I’ve never been one to shy away from challenges. This will not be any different. I grew up with an absent dad. He was never there for me. One of the last things I remember saying to him and it was completely a genuine thought was, “You were never there for me when I needed you and now, I don’t need you.” It was something that has stuck with me since that moment. I was never angry with him. In fact, part of me feels sorry for him. He completely missed the opportunity to break the cycle of weak men on that side of the family. He missed out on all the joys of being a father. That was his choice and this is mine. Never will I let my kids down. The cycle ends with me and my kids will know exactly what a good father should look like.

I have found it incredibly effective to admit to my kids when I have a behavior that isn’t what I want them to emulate. It provides ownership of the choice and let’s them.knkw that I recognize it’s not appropriate. After all, I believe that my son will eventually want to be like me and my daughter will pick a man based on the example I set. That’s a lot of pressure, but it also helps to keep things in perspective. I have to strive to be my best and own my failures.

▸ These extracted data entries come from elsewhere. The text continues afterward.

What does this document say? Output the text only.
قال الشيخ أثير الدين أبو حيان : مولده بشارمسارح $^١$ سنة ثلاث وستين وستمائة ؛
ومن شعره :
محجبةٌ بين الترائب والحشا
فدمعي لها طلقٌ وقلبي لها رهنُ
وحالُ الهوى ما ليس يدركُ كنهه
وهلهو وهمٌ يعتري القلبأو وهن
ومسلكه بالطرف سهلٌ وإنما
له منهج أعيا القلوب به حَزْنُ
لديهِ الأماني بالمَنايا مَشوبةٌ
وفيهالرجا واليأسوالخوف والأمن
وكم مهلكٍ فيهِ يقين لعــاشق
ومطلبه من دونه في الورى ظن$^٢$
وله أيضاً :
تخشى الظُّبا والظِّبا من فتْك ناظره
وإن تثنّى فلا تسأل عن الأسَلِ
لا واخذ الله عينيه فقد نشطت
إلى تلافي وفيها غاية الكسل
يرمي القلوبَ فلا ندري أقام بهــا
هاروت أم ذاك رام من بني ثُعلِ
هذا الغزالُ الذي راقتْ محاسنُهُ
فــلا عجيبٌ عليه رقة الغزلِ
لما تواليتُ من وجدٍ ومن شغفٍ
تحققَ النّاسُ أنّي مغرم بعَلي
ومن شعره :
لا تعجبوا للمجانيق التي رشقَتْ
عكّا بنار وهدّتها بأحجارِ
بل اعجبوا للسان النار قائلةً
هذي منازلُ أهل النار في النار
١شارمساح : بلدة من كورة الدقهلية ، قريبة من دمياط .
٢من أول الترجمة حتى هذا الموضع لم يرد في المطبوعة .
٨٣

I’m sure I’m going to have more setbacks. There are going to be times where I absolutely have my failures. But right now, I’m going to seize the moment, enjoy a little of the sunshine and do my best to catch my breath while I have the opportunity. There were times where it was so dark, so hard to breathe. I felt the weight of nonstop attacks. The feeling that every single step was under the microscope and it was solely my responsibility to be perfect. Good is good. For now, I rest and try to move forward.